Don’t take yourself too seriously

One of the hardest things for me in serving as the lead pastor of a church is (besides the fact that I’m not all that pastoral) is the preconceived notions people bring with them about what a pastor is, and how they are supposed to interact with them. Even once we’ve gotten a person to stop calling my Pastor Bob, there is often bigger baggage people carry with them. (Like the person who has to keep telling you over and over that they are submitted to your authority…which let’s face it is kinda creepy…and then screams at you when you talk to them about a character issue.)

There are a lot of churches around where the pastor is one part “rock star,” and tends to be a bit larger than life.  Others where the pastor is everybody’s dad. And there are several other types of pastors along that spectrum. And my point isn’t to say any of them are wrong, or what we do is better. (although if the people in a church talk more about their rock star pastor than they do about Jesus, that probably indicates some bigger issues are in play.)

The pastor of the church Liz & I were a part of when we first moved to Ithaca 18 years ago,  was very much the dad type of pastor…and that simply flowed from who he was as a person. He was the kind of guy you wanted to come and visit with you when you were sick, or life was falling apart. However, I knew early on, that wasn’t me.  (& I am clearly not a rock star)

From very early on one of the core philosophies Liz & I held as far as ministry was that we wanted to live a life of following Jesus in such a way that communicated  to others that it was not only normal, but accessible. By that I simply mean, following Jesus didn’t mean you had to be weird (buy a sandwich board & a megaphone). At the same time you didn’t have to be super-spiritual or super-mature to do it…you could start right where you were.

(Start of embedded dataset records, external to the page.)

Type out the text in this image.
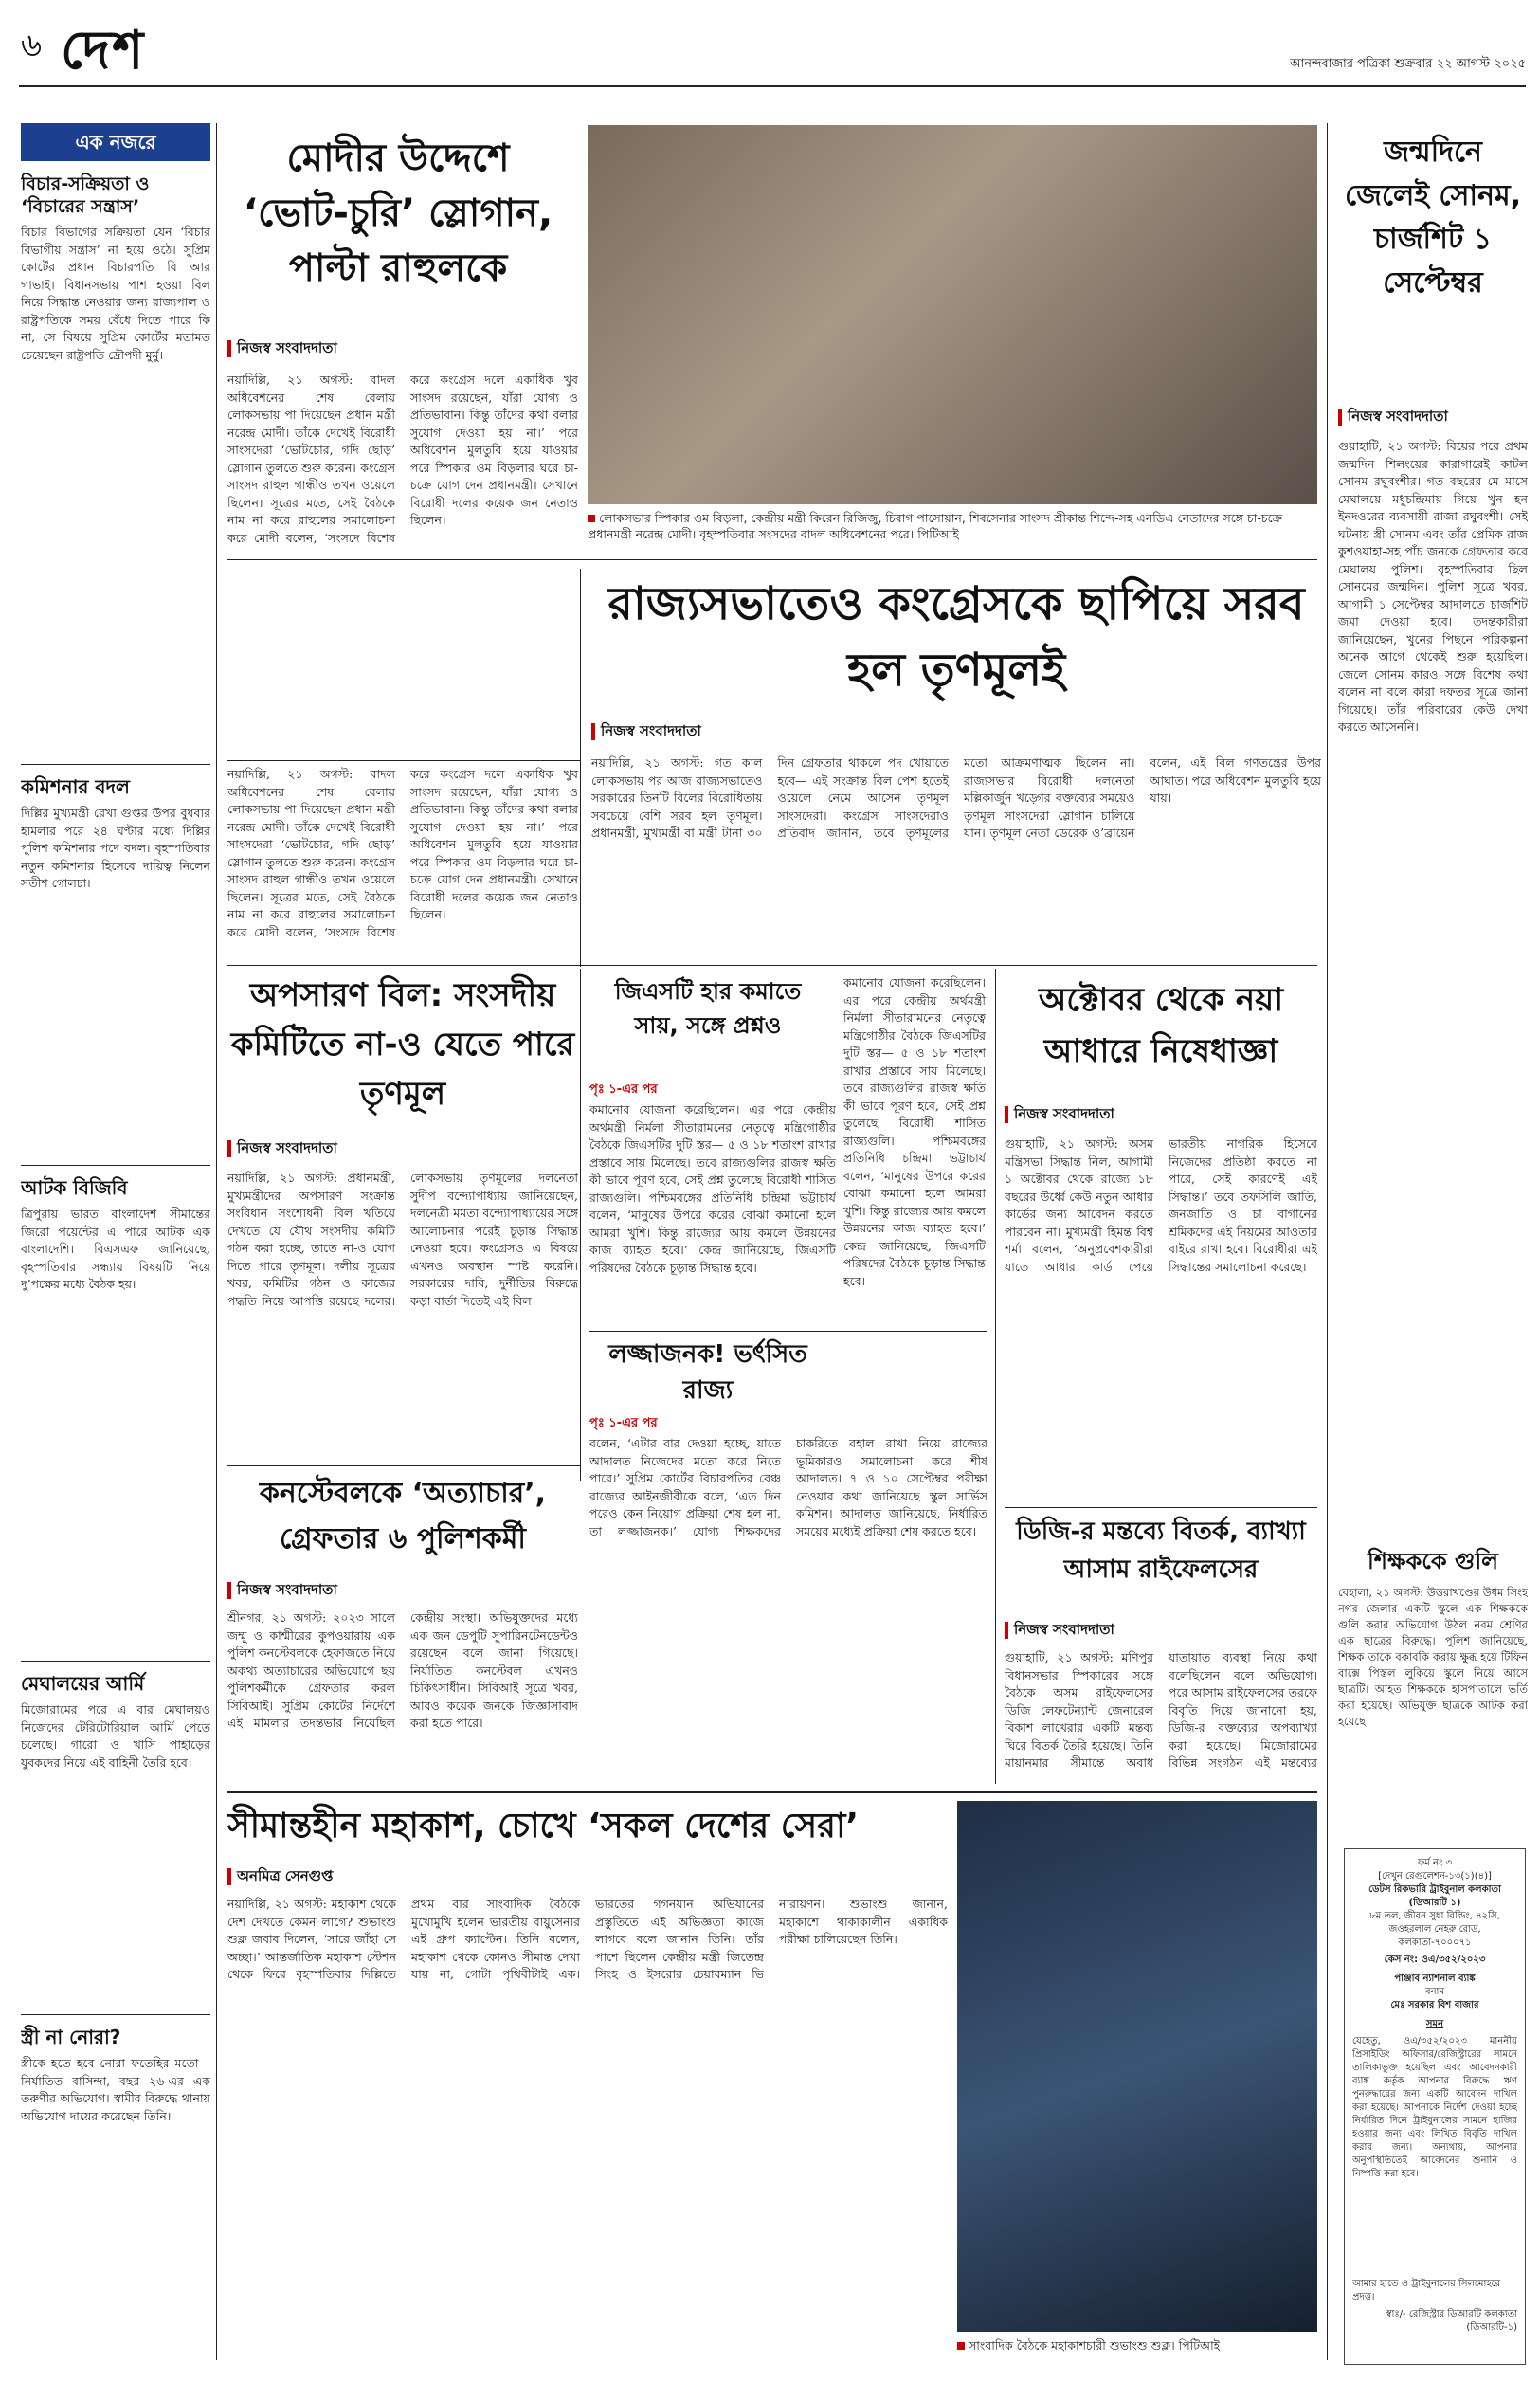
৬ দেশ	আনন্দবাজার পত্রিকা শুক্রবার ২২ আগস্ট ২০২৫
এক নজরে
বিচার-সক্রিয়তা ও ‘বিচারের সন্ত্রাস’
বিচার বিভাগের সক্রিয়তা যেন ‘বিচার বিভাগীয় সন্ত্রাস’ না হয়ে ওঠে। সুপ্রিম কোর্টের প্রধান বিচারপতি বি আর গাভাই। বিধানসভায় পাশ হওয়া বিল নিয়ে সিদ্ধান্ত নেওয়ার জন্য রাজ্যপাল ও রাষ্ট্রপতিকে সময় বেঁধে দিতে পারে কি না, সে বিষয়ে সুপ্রিম কোর্টের মতামত চেয়েছেন রাষ্ট্রপতি দ্রৌপদী মুর্মু।
কমিশনার বদল
দিল্লির মুখ্যমন্ত্রী রেখা গুপ্তর উপর বুধবার হামলার পরে ২৪ ঘণ্টার মধ্যে দিল্লির পুলিশ কমিশনার পদে বদল। বৃহস্পতিবার নতুন কমিশনার হিসেবে দায়িত্ব নিলেন সতীশ গোলচা।
আটক বিজিবি
ত্রিপুরায় ভারত বাংলাদেশ সীমান্তের জিরো পয়েন্টের এ পারে আটক এক বাংলাদেশি। বিএসএফ জানিয়েছে, বৃহস্পতিবার সন্ধ্যায় বিষয়টি নিয়ে দু’পক্ষের মধ্যে বৈঠক হয়।
মেঘালয়ের আর্মি
মিজোরামের পরে এ বার মেঘালয়ও নিজেদের টেরিটোরিয়াল আর্মি পেতে চলেছে। গারো ও খাসি পাহাড়ের যুবকদের নিয়ে এই বাহিনী তৈরি হবে।
স্ত্রী না নোরা?
স্ত্রীকে হতে হবে নোরা ফতেহির মতো— নির্যাতিত বাসিন্দা, বছর ২৬-এর এক তরুণীর অভিযোগ। স্বামীর বিরুদ্ধে থানায় অভিযোগ দায়ের করেছেন তিনি।
মোদীর উদ্দেশে ‘ভোট-চুরি’ স্লোগান, পাল্টা রাহুলকে
নিজস্ব সংবাদদাতা
নয়াদিল্লি, ২১ অগস্ট: বাদল অধিবেশনের শেষ বেলায় লোকসভায় পা দিয়েছেন প্রধান মন্ত্রী নরেন্দ্র মোদী। তাঁকে দেখেই বিরোধী সাংসদেরা ‘ভোটচোর, গদি ছোড়’ স্লোগান তুলতে শুরু করেন। কংগ্রেস সাংসদ রাহুল গান্ধীও তখন ওয়েলে ছিলেন। সূত্রের মতে, সেই বৈঠকে নাম না করে রাহুলের সমালোচনা করে মোদী বলেন, ‘সংসদে বিশেষ করে কংগ্রেস দলে একাধিক খুব সাংসদ রয়েছেন, যাঁরা যোগ্য ও প্রতিভাবান। কিন্তু তাঁদের কথা বলার সুযোগ দেওয়া হয় না।’ পরে অধিবেশন মুলতুবি হয়ে যাওয়ার পরে স্পিকার ওম বিড়লার ঘরে চা-চক্রে যোগ দেন প্রধানমন্ত্রী। সেখানে বিরোধী দলের কয়েক জন নেতাও ছিলেন।	লোকসভার স্পিকার ওম বিড়লা, কেন্দ্রীয় মন্ত্রী কিরেন রিজিজু, চিরাগ পাসোয়ান, শিবসেনার সাংসদ শ্রীকান্ত শিন্দে-সহ এনডিএ নেতাদের সঙ্গে চা-চক্রে প্রধানমন্ত্রী নরেন্দ্র মোদী। বৃহস্পতিবার সংসদের বাদল অধিবেশনের পরে। পিটিআই
জন্মদিনে জেলেই সোনম, চার্জশিট ১ সেপ্টেম্বর
নিজস্ব সংবাদদাতা
গুয়াহাটি, ২১ অগস্ট: বিয়ের পরে প্রথম জন্মদিন শিলংয়ের কারাগারেই কাটল সোনম রঘুবংশীর। গত বছরের মে মাসে মেঘালয়ে মধুচন্দ্রিমায় গিয়ে খুন হন ইনদওরের ব্যবসায়ী রাজা রঘুবংশী। সেই ঘটনায় স্ত্রী সোনম এবং তাঁর প্রেমিক রাজ কুশওয়াহা-সহ পাঁচ জনকে গ্রেফতার করে মেঘালয় পুলিশ। বৃহস্পতিবার ছিল সোনমের জন্মদিন। পুলিশ সূত্রে খবর, আগামী ১ সেপ্টেম্বর আদালতে চার্জশিট জমা দেওয়া হবে। তদন্তকারীরা জানিয়েছেন, খুনের পিছনে পরিকল্পনা অনেক আগে থেকেই শুরু হয়েছিল। জেলে সোনম কারও সঙ্গে বিশেষ কথা বলেন না বলে কারা দফতর সূত্রে জানা গিয়েছে। তাঁর পরিবারের কেউ দেখা করতে আসেননি।
শিক্ষককে গুলি
বেহালা, ২১ অগস্ট: উত্তরাখণ্ডের উধম সিংহ নগর জেলার একটি স্কুলে এক শিক্ষককে গুলি করার অভিযোগ উঠল নবম শ্রেণির এক ছাত্রের বিরুদ্ধে। পুলিশ জানিয়েছে, শিক্ষক তাকে বকাবকি করায় ক্ষুব্ধ হয়ে টিফিন বাক্সে পিস্তল লুকিয়ে স্কুলে নিয়ে আসে ছাত্রটি। আহত শিক্ষককে হাসপাতালে ভর্তি করা হয়েছে। অভিযুক্ত ছাত্রকে আটক করা হয়েছে।
ফর্ম নং ৩
[দেখুন রেগুলেশন-১৩(১)(৪)]
ডেটস রিকভারি ট্রাইবুনাল কলকাতা (ডিআরটি ১)
৮ম তল, জীবন সুধা বিল্ডিং, ৪২সি, জওহরলাল নেহরু রোড, কলকাতা-৭০০০৭১
কেস নং: ওএ/৩৫২/২০২৩
পাঞ্জাব ন্যাশনাল ব্যাঙ্ক
বনাম
মেঃ সরকার বিশ বাজার
সমন
যেহেতু, ওএ/৩৫২/২০২৩ মাননীয় প্রিসাইডিং অফিসার/রেজিস্ট্রারের সামনে তালিকাভুক্ত হয়েছিল এবং আবেদনকারী ব্যাঙ্ক কর্তৃক আপনার বিরুদ্ধে ঋণ পুনরুদ্ধারের জন্য একটি আবেদন দাখিল করা হয়েছে। আপনাকে নির্দেশ দেওয়া হচ্ছে নির্ধারিত দিনে ট্রাইবুনালের সামনে হাজির হওয়ার জন্য এবং লিখিত বিবৃতি দাখিল করার জন্য। অন্যথায়, আপনার অনুপস্থিতিতেই আবেদনের শুনানি ও নিষ্পত্তি করা হবে।
আমার হাতে ও ট্রাইবুনালের সিলমোহরে প্রদত্ত।
স্বাঃ/- রেজিস্ট্রার ডিআরটি কলকাতা (ডিআরটি-১)
রাজ্যসভাতেও কংগ্রেসকে ছাপিয়ে সরব হল তৃণমূলই
নিজস্ব সংবাদদাতা
নয়াদিল্লি, ২১ অগস্ট: গত কাল লোকসভায় পর আজ রাজ্যসভাতেও সরকারের তিনটি বিলের বিরোধিতায় সবচেয়ে বেশি সরব হল তৃণমূল। প্রধানমন্ত্রী, মুখ্যমন্ত্রী বা মন্ত্রী টানা ৩০ দিন গ্রেফতার থাকলে পদ খোয়াতে হবে— এই সংক্রান্ত বিল পেশ হতেই ওয়েলে নেমে আসেন তৃণমূল সাংসদেরা। কংগ্রেস সাংসদেরাও প্রতিবাদ জানান, তবে তৃণমূলের মতো আক্রমণাত্মক ছিলেন না। রাজ্যসভার বিরোধী দলনেতা মল্লিকার্জুন খড়্গের বক্তব্যের সময়েও তৃণমূল সাংসদেরা স্লোগান চালিয়ে যান। তৃণমূল নেতা ডেরেক ও’ব্রায়েন বলেন, এই বিল গণতন্ত্রের উপর আঘাত। পরে অধিবেশন মুলতুবি হয়ে যায়।
নয়াদিল্লি, ২১ অগস্ট: বাদল অধিবেশনের শেষ বেলায় লোকসভায় পা দিয়েছেন প্রধান মন্ত্রী নরেন্দ্র মোদী। তাঁকে দেখেই বিরোধী সাংসদেরা ‘ভোটচোর, গদি ছোড়’ স্লোগান তুলতে শুরু করেন। কংগ্রেস সাংসদ রাহুল গান্ধীও তখন ওয়েলে ছিলেন। সূত্রের মতে, সেই বৈঠকে নাম না করে রাহুলের সমালোচনা করে মোদী বলেন, ‘সংসদে বিশেষ করে কংগ্রেস দলে একাধিক খুব সাংসদ রয়েছেন, যাঁরা যোগ্য ও প্রতিভাবান। কিন্তু তাঁদের কথা বলার সুযোগ দেওয়া হয় না।’ পরে অধিবেশন মুলতুবি হয়ে যাওয়ার পরে স্পিকার ওম বিড়লার ঘরে চা-চক্রে যোগ দেন প্রধানমন্ত্রী। সেখানে বিরোধী দলের কয়েক জন নেতাও ছিলেন।
অপসারণ বিল: সংসদীয় কমিটিতে না-ও যেতে পারে তৃণমূল
নিজস্ব সংবাদদাতা
নয়াদিল্লি, ২১ অগস্ট: প্রধানমন্ত্রী, মুখ্যমন্ত্রীদের অপসারণ সংক্রান্ত সংবিধান সংশোধনী বিল খতিয়ে দেখতে যে যৌথ সংসদীয় কমিটি গঠন করা হচ্ছে, তাতে না-ও যোগ দিতে পারে তৃণমূল। দলীয় সূত্রের খবর, কমিটির গঠন ও কাজের পদ্ধতি নিয়ে আপত্তি রয়েছে দলের। লোকসভায় তৃণমূলের দলনেতা সুদীপ বন্দ্যোপাধ্যায় জানিয়েছেন, দলনেত্রী মমতা বন্দ্যোপাধ্যায়ের সঙ্গে আলোচনার পরেই চূড়ান্ত সিদ্ধান্ত নেওয়া হবে। কংগ্রেসও এ বিষয়ে এখনও অবস্থান স্পষ্ট করেনি। সরকারের দাবি, দুর্নীতির বিরুদ্ধে কড়া বার্তা দিতেই এই বিল।
জিএসটি হার কমাতে সায়, সঙ্গে প্রশ্নও
পৃঃ ১-এর পর
কমানোর যোজনা করেছিলেন। এর পরে কেন্দ্রীয় অর্থমন্ত্রী নির্মলা সীতারামনের নেতৃত্বে মন্ত্রিগোষ্ঠীর বৈঠকে জিএসটির দুটি স্তর— ৫ ও ১৮ শতাংশ রাখার প্রস্তাবে সায় মিলেছে। তবে রাজ্যগুলির রাজস্ব ক্ষতি কী ভাবে পূরণ হবে, সেই প্রশ্ন তুলেছে বিরোধী শাসিত রাজ্যগুলি। পশ্চিমবঙ্গের প্রতিনিধি চন্দ্রিমা ভট্টাচার্য বলেন, ‘মানুষের উপরে করের বোঝা কমানো হলে আমরা খুশি। কিন্তু রাজ্যের আয় কমলে উন্নয়নের কাজ ব্যাহত হবে।’ কেন্দ্র জানিয়েছে, জিএসটি পরিষদের বৈঠকে চূড়ান্ত সিদ্ধান্ত হবে।
কমানোর যোজনা করেছিলেন। এর পরে কেন্দ্রীয় অর্থমন্ত্রী নির্মলা সীতারামনের নেতৃত্বে মন্ত্রিগোষ্ঠীর বৈঠকে জিএসটির দুটি স্তর— ৫ ও ১৮ শতাংশ রাখার প্রস্তাবে সায় মিলেছে। তবে রাজ্যগুলির রাজস্ব ক্ষতি কী ভাবে পূরণ হবে, সেই প্রশ্ন তুলেছে বিরোধী শাসিত রাজ্যগুলি। পশ্চিমবঙ্গের প্রতিনিধি চন্দ্রিমা ভট্টাচার্য বলেন, ‘মানুষের উপরে করের বোঝা কমানো হলে আমরা খুশি। কিন্তু রাজ্যের আয় কমলে উন্নয়নের কাজ ব্যাহত হবে।’ কেন্দ্র জানিয়েছে, জিএসটি পরিষদের বৈঠকে চূড়ান্ত সিদ্ধান্ত হবে।
লজ্জাজনক! ভর্ৎসিত রাজ্য
পৃঃ ১-এর পর
বলেন, ‘এটার বার দেওয়া হচ্ছে, যাতে আদালত নিজেদের মতো করে নিতে পারে।’ সুপ্রিম কোর্টের বিচারপতির বেঞ্চ রাজ্যের আইনজীবীকে বলে, ‘এত দিন পরেও কেন নিয়োগ প্রক্রিয়া শেষ হল না, তা লজ্জাজনক।’ যোগ্য শিক্ষকদের চাকরিতে বহাল রাখা নিয়ে রাজ্যের ভূমিকারও সমালোচনা করে শীর্ষ আদালত। ৭ ও ১০ সেপ্টেম্বর পরীক্ষা নেওয়ার কথা জানিয়েছে স্কুল সার্ভিস কমিশন। আদালত জানিয়েছে, নির্ধারিত সময়ের মধ্যেই প্রক্রিয়া শেষ করতে হবে।
অক্টোবর থেকে নয়া আধারে নিষেধাজ্ঞা
নিজস্ব সংবাদদাতা
গুয়াহাটি, ২১ অগস্ট: অসম মন্ত্রিসভা সিদ্ধান্ত নিল, আগামী ১ অক্টোবর থেকে রাজ্যে ১৮ বছরের উর্ধ্বে কেউ নতুন আধার কার্ডের জন্য আবেদন করতে পারবেন না। মুখ্যমন্ত্রী হিমন্ত বিশ্ব শর্মা বলেন, ‘অনুপ্রবেশকারীরা যাতে আধার কার্ড পেয়ে ভারতীয় নাগরিক হিসেবে নিজেদের প্রতিষ্ঠা করতে না পারে, সেই কারণেই এই সিদ্ধান্ত।’ তবে তফসিলি জাতি, জনজাতি ও চা বাগানের শ্রমিকদের এই নিয়মের আওতার বাইরে রাখা হবে। বিরোধীরা এই সিদ্ধান্তের সমালোচনা করেছে।
ডিজি-র মন্তব্যে বিতর্ক, ব্যাখ্যা আসাম রাইফেলসের
নিজস্ব সংবাদদাতা
গুয়াহাটি, ২১ অগস্ট: মণিপুর বিধানসভার স্পিকারের সঙ্গে বৈঠকে অসম রাইফেলসের ডিজি লেফটেন্যান্ট জেনারেল বিকাশ লাখেরার একটি মন্তব্য ঘিরে বিতর্ক তৈরি হয়েছে। তিনি মায়ানমার সীমান্তে অবাধ যাতায়াত ব্যবস্থা নিয়ে কথা বলেছিলেন বলে অভিযোগ। পরে আসাম রাইফেলসের তরফে বিবৃতি দিয়ে জানানো হয়, ডিজি-র বক্তব্যের অপব্যাখ্যা করা হয়েছে। মিজোরামের বিভিন্ন সংগঠন এই মন্তব্যের
কনস্টেবলকে ‘অত্যাচার’, গ্রেফতার ৬ পুলিশকর্মী
নিজস্ব সংবাদদাতা
শ্রীনগর, ২১ অগস্ট: ২০২৩ সালে জম্মু ও কাশ্মীরের কুপওয়ারায় এক পুলিশ কনস্টেবলকে হেফাজতে নিয়ে অকথ্য অত্যাচারের অভিযোগে ছয় পুলিশকর্মীকে গ্রেফতার করল সিবিআই। সুপ্রিম কোর্টের নির্দেশে এই মামলার তদন্তভার নিয়েছিল কেন্দ্রীয় সংস্থা। অভিযুক্তদের মধ্যে এক জন ডেপুটি সুপারিনটেনডেন্টও রয়েছেন বলে জানা গিয়েছে। নির্যাতিত কনস্টেবল এখনও চিকিৎসাধীন। সিবিআই সূত্রে খবর, আরও কয়েক জনকে জিজ্ঞাসাবাদ করা হতে পারে।
সীমান্তহীন মহাকাশ, চোখে ‘সকল দেশের সেরা’
অনমিত্র সেনগুপ্ত
নয়াদিল্লি, ২১ অগস্ট: মহাকাশ থেকে দেশ দেখতে কেমন লাগে? শুভাংশু শুক্ল জবাব দিলেন, ‘সারে জাঁহা সে অচ্ছা।’ আন্তর্জাতিক মহাকাশ স্টেশন থেকে ফিরে বৃহস্পতিবার দিল্লিতে প্রথম বার সাংবাদিক বৈঠকে মুখোমুখি হলেন ভারতীয় বায়ুসেনার এই গ্রুপ ক্যাপ্টেন। তিনি বলেন, মহাকাশ থেকে কোনও সীমান্ত দেখা যায় না, গোটা পৃথিবীটাই এক। ভারতের গগনযান অভিযানের প্রস্তুতিতে এই অভিজ্ঞতা কাজে লাগবে বলে জানান তিনি। তাঁর পাশে ছিলেন কেন্দ্রীয় মন্ত্রী জিতেন্দ্র সিংহ ও ইসরোর চেয়ারম্যান ভি নারায়ণন। শুভাংশু জানান, মহাকাশে থাকাকালীন একাধিক পরীক্ষা চালিয়েছেন তিনি।
সাংবাদিক বৈঠকে মহাকাশচারী শুভাংশু শুক্ল। পিটিআই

I received confirmation about how we were doing, shortly before we planted this church. At this point we were still leading the campus ministry at Cornell, and one of our student leaders, James Cherian, was going to be graduating in May. Towards the end of the fall semester, I talked to him about staying after graduation to go through an internship. He said he’d pray and think about it over the semester break. Shortly before the start of the spring semester, we spoke on the phone, and he said he would be staying to do the internship.

I was so excited. Until he told me why…to paraphrase: “As I was praying about going doing this, I realized, if Bob can do it, anybody can do it.” Ouch. Actually I was still excited.

Eventually I talked to him, and asked him about that comment and admitted that it stung a bit. As he explained what he meant…it was simply that idea I mentioned where we want people to look at how we live our lives and think, “I can do that.  And in fact, I think that looks like something I think I’d like to try.”

As most of you know, 14 years later, James is still here…still serving as one of the key leaders of our church, and without question, one of the reasons the Ithaca Vineyard ever got off the ground in the first place. And one of the greatest lessons for me in that, is how James has taken ownership of that idea of making faith normal & accessible. There are so many people here, and others who’ve moved on to other places who saw this in James and in so many others at the Ithaca Vineyard and decided to for perhaps the first time in their lives, take ownership of their faith.

What do people around you think (and do) as they watch you follow Christ?